字典功能：可以为“第2层”功能分配参数吗？

Question

Thanks in advance for time spent on this enquiry. I am curious to know if the following is possible. For the below code, is there syntax that will allow you to define an argument for a function (referenced by a dictionary) that is outside of the functions' "tier"?

For this example: I have a main function, mainFunction(key) . I can call either mainFunction0 or 1 with the last line mainFunction(mainReferences[0] ) IE changing the key to either a 0 or 1 concatenates the reference for the function name to be called.

But what if... I want mainFunction0 to have some sort of argument (one or multiple arguments), that I want to reference with,

mainFunction(mainReferences[0])

I have tried the following, but none seem to work.

mainFunction(mainReferences[0])(1)

mainFunction(mainReferences[0], 1)

Where the additional "1" in either case is the input for "testArg0" within function mainFunction0(testArg0) .

Can this be done? If so, is it also possible to enter multiple "outside of tier" arguments?

Cheers!

def mainFunction(key):

    def mainFunction0(testArg0):
        if testArg0 == 1:
            print("main function 1")
        else:
            pass

    def mainFunction1():
        print("main function 1")

    locals()['mainFunction' + key]() 

mainReferences  = ["0", "1"]

mainFunction(mainReferences[0])

Answer 1

You can either make mainFunction accept variable arguments:

def mainFunction(key, *args, **kwargs):

    def mainFunction0(testArg0):
        if testArg0 == 1:
            print("main function 1")
        else:
            pass

    def mainFunction1():
        print("main function 1")

    locals()['mainFunction' + key](*args, **kwargs)

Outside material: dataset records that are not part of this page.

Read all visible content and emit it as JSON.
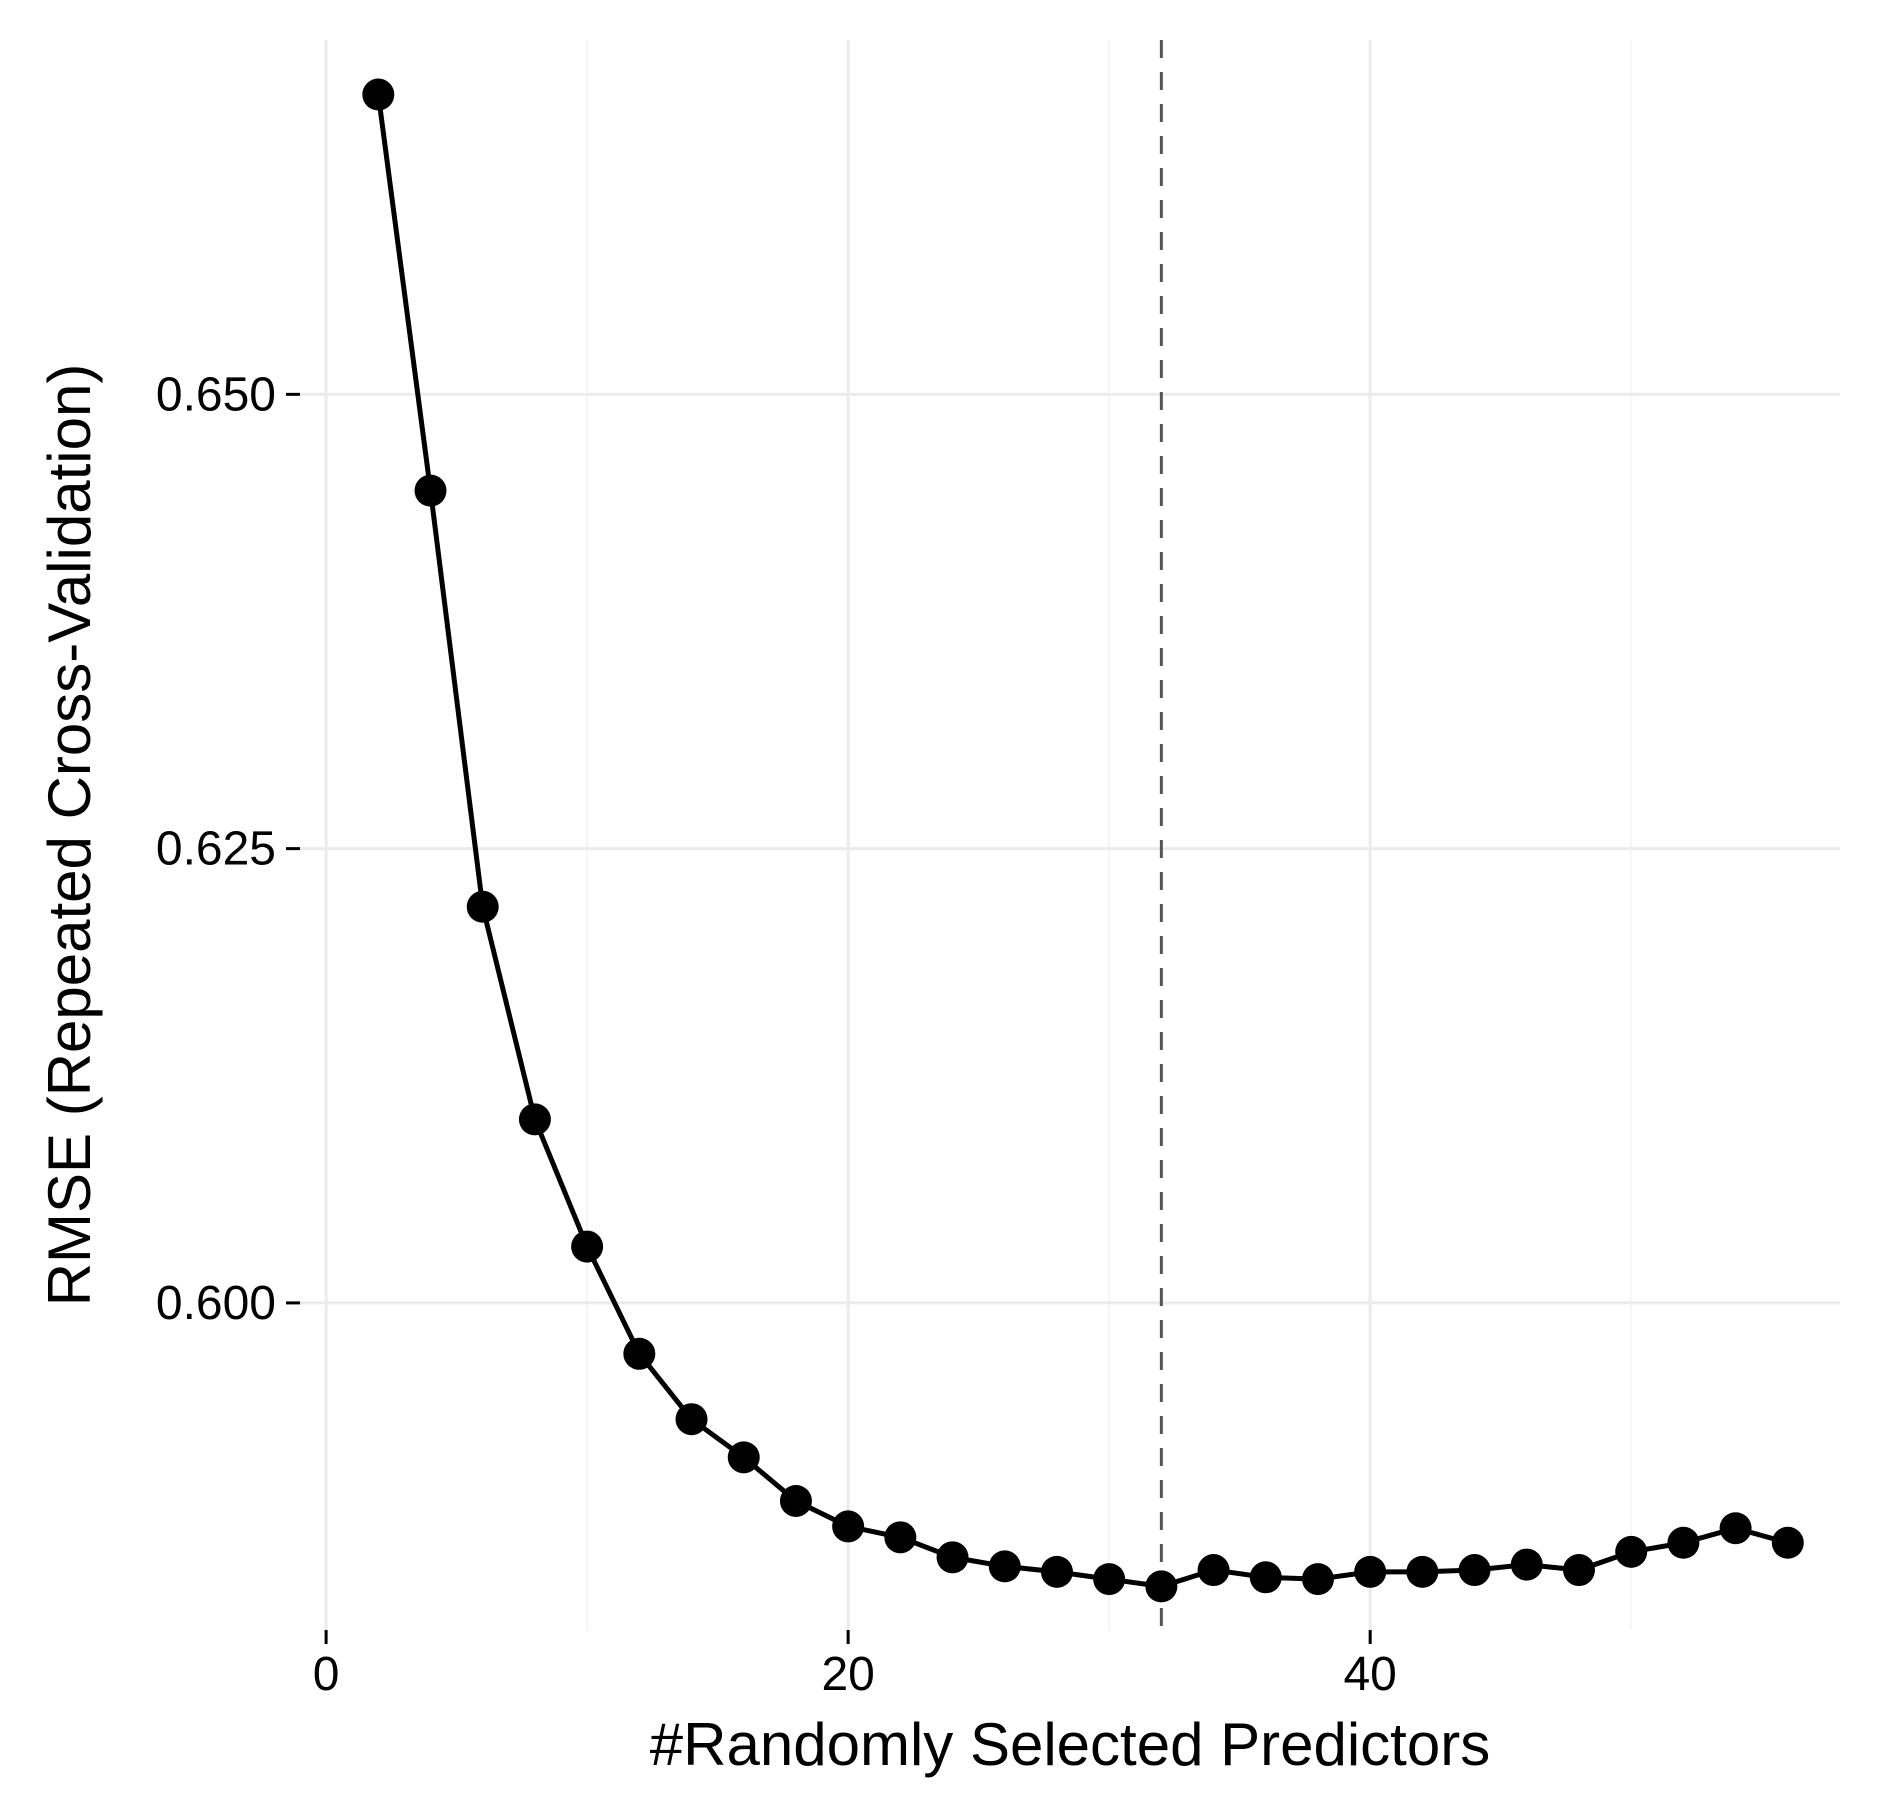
{
  "chart": {
    "type": "line",
    "xlabel": "#Randomly Selected Predictors",
    "ylabel": "RMSE (Repeated Cross-Validation)",
    "label_fontsize": 60,
    "tick_fontsize": 48,
    "background_color": "#ffffff",
    "panel_color": "#ffffff",
    "grid_major_color": "#ebebeb",
    "grid_minor_color": "#f5f5f5",
    "line_color": "#000000",
    "line_width": 5,
    "marker_color": "#000000",
    "marker_size": 16,
    "vline_x": 32,
    "vline_color": "#555555",
    "vline_width": 3,
    "xlim": [
      -1,
      58
    ],
    "ylim": [
      0.582,
      0.6695
    ],
    "xticks_major": [
      0,
      20,
      40
    ],
    "xticks_minor": [
      10,
      30,
      50
    ],
    "yticks_major": [
      0.6,
      0.625,
      0.65
    ],
    "yticks_labels": [
      "0.600",
      "0.625",
      "0.650"
    ],
    "x": [
      2,
      4,
      6,
      8,
      10,
      12,
      14,
      16,
      18,
      20,
      22,
      24,
      26,
      28,
      30,
      32,
      34,
      36,
      38,
      40,
      42,
      44,
      46,
      48,
      50,
      52,
      54,
      56
    ],
    "y": [
      0.6665,
      0.6447,
      0.6218,
      0.6101,
      0.6031,
      0.5972,
      0.5936,
      0.5915,
      0.5891,
      0.5877,
      0.5871,
      0.586,
      0.5855,
      0.5852,
      0.5848,
      0.5844,
      0.5853,
      0.5849,
      0.5848,
      0.5852,
      0.5852,
      0.5853,
      0.5856,
      0.5853,
      0.5863,
      0.5868,
      0.5876,
      0.5868
    ]
  }
}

mainReferences  = ["0", "1"]

mainFunction(mainReferences[0], 1)

or make mainFunction return a function object and let the caller make the actual call:

def mainFunction(key):

    def mainFunction0(testArg0):
        if testArg0 == 1:
            print("main function 1")
        else:
            pass

    def mainFunction1():
        print("main function 1")

    return locals()['mainFunction' + key]

mainReferences  = ["0", "1"]

mainFunction(mainReferences[0])(1)